Mostly I try to avoid any kind of squabble or argument directly related to trans ideology and instead work to strengthen our relationship and promote critical thinking. I took the approach of dissecting the ideology rather than a blanket criticism so I'll say stuff like "of course such and such and such" "but that doesn't mean..." "I agree with x but I have to say that sounds really sexist to me" or "To me that sounds like there's a complete lack of respect for so and so's sexual orientation, so it seems rather homophobic" or in places such as the born in the wrong body trope "I don't believe that's true" The truth is like so many she doesn't actually believe all the things she would need to believe in order to be immune from accusations of transphobia. There are already elements of the ideology she doesn't agree with.

So I tell her I love her, try to spend more time with her watching tv shows which have that I consider to have a wide range of good female role models including old school lesbian woman living happy fulfilled lives (side note raging to other people that such shows and movies are almost non-existent).

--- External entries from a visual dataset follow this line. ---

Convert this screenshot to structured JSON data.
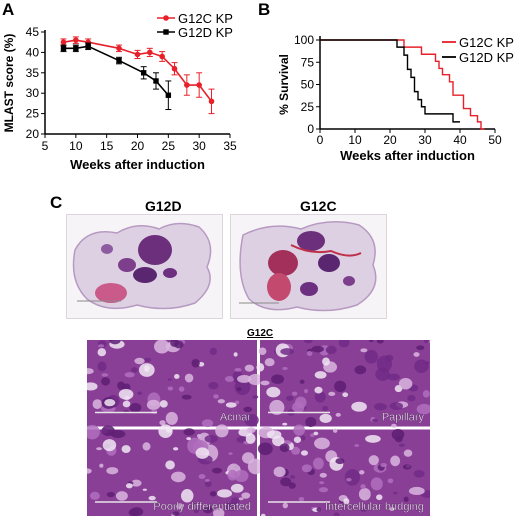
{
  "panels": {
    "a": "A",
    "b": "B",
    "c": "C"
  },
  "chart_data": [
    {
      "type": "line",
      "xlabel": "Weeks after induction",
      "ylabel": "MLAST score (%)",
      "xlim": [
        5,
        35
      ],
      "ylim": [
        20,
        45
      ],
      "xticks": [
        5,
        10,
        15,
        20,
        25,
        30,
        35
      ],
      "yticks": [
        20,
        25,
        30,
        35,
        40,
        45
      ],
      "legend": "top-right",
      "series": [
        {
          "name": "G12C KP",
          "color": "#e8202a",
          "marker": "circle",
          "x": [
            8,
            10,
            12,
            17,
            20,
            22,
            24,
            26,
            28,
            30,
            32
          ],
          "y": [
            42.5,
            43,
            42.5,
            41,
            39.5,
            40,
            39,
            36,
            32,
            32,
            28
          ],
          "err": [
            0.8,
            0.8,
            0.8,
            0.8,
            1,
            1,
            1.2,
            1.5,
            2.5,
            3,
            3
          ]
        },
        {
          "name": "G12D KP",
          "color": "#000000",
          "marker": "square",
          "x": [
            8,
            10,
            12,
            17,
            21,
            23,
            25
          ],
          "y": [
            41,
            41,
            41.5,
            38,
            35,
            33,
            29.5
          ],
          "err": [
            0.8,
            0.8,
            0.8,
            0.8,
            1.5,
            2,
            3.5
          ]
        }
      ]
    },
    {
      "type": "line",
      "subtype": "survival-step",
      "xlabel": "Weeks after induction",
      "ylabel": "% Survival",
      "xlim": [
        0,
        50
      ],
      "ylim": [
        0,
        100
      ],
      "xticks": [
        0,
        10,
        20,
        30,
        40,
        50
      ],
      "yticks": [
        0,
        25,
        50,
        75,
        100
      ],
      "legend": "top-right",
      "series": [
        {
          "name": "G12C KP",
          "color": "#e8202a",
          "steps": [
            [
              0,
              100
            ],
            [
              24,
              100
            ],
            [
              24,
              92
            ],
            [
              29,
              92
            ],
            [
              29,
              84
            ],
            [
              33,
              84
            ],
            [
              33,
              76
            ],
            [
              34,
              76
            ],
            [
              34,
              68
            ],
            [
              35,
              68
            ],
            [
              35,
              61
            ],
            [
              37,
              61
            ],
            [
              37,
              53
            ],
            [
              38,
              53
            ],
            [
              38,
              38
            ],
            [
              40,
              38
            ],
            [
              40,
              38
            ],
            [
              41,
              38
            ],
            [
              41,
              23
            ],
            [
              43,
              23
            ],
            [
              43,
              15
            ],
            [
              45,
              15
            ],
            [
              45,
              8
            ],
            [
              46,
              8
            ],
            [
              46,
              0
            ],
            [
              47,
              0
            ]
          ]
        },
        {
          "name": "G12D KP",
          "color": "#000000",
          "steps": [
            [
              0,
              100
            ],
            [
              22,
              100
            ],
            [
              22,
              92
            ],
            [
              24,
              92
            ],
            [
              24,
              83
            ],
            [
              25,
              83
            ],
            [
              25,
              67
            ],
            [
              26,
              67
            ],
            [
              26,
              58
            ],
            [
              27,
              58
            ],
            [
              27,
              42
            ],
            [
              28,
              42
            ],
            [
              28,
              33
            ],
            [
              29,
              33
            ],
            [
              29,
              25
            ],
            [
              30,
              25
            ],
            [
              30,
              17
            ],
            [
              32,
              17
            ],
            [
              32,
              17
            ],
            [
              38,
              17
            ],
            [
              38,
              8
            ],
            [
              40,
              8
            ]
          ]
        }
      ]
    }
  ],
  "histology": {
    "left_label": "G12D",
    "right_label": "G12C",
    "grid_title": "G12C",
    "patterns": [
      {
        "label": "Acinar"
      },
      {
        "label": "Papillary"
      },
      {
        "label": "Poorly differentiated"
      },
      {
        "label": "Intercellular bridging"
      }
    ]
  }
}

We talk about how dangerous and toxic the www can be for young women and the advantages of having a screen name and avatar that does not 'out' you as a young woman. We talk about how girls and women do not have to conform to narrow stereotypes of who we are how we feel what we like and what we want. We talk about how important it is to know and set your own boundaries, and that people exist who will try to bully and intimidate women and girls into doing things they aren't comfortable with but this is abusive and girls have to learn to recognise this kind of abuse from 'friends' and either challenge it or be prepared to walk away from the friendship.

I tell her that there's basically two categories of reasons why men and women, boys and girls are treated differently, where there is a good reason for it (a proportionate means of achieving a legitimate aim) and sexist bullshit and I want her to believe that I'm on her side against the sexist bullshit and that I'll always be on her side against any and all sexist bullshit, the sexist bullshit she's noticed (the stuff that made her uncomfortable in the first place) the sexist bullshit I'm aware of but she isn't yet and the sexist bullshit we've yet to encounter. I tell her I'll always be honest with her and I want her to feel that she can talk to me about stuff even if she's not sure I'll agree because even if I don't completely agree I'm still interested in her point of view.

If any of this sounds very patronising she's very little and I'm her Mum.

lolil · 04/07/2022 14:43

@howdoesatoastermaketoast

If any of this sounds very patronising she's very little and I'm her Mum.

How old was your child when they told you they were trans?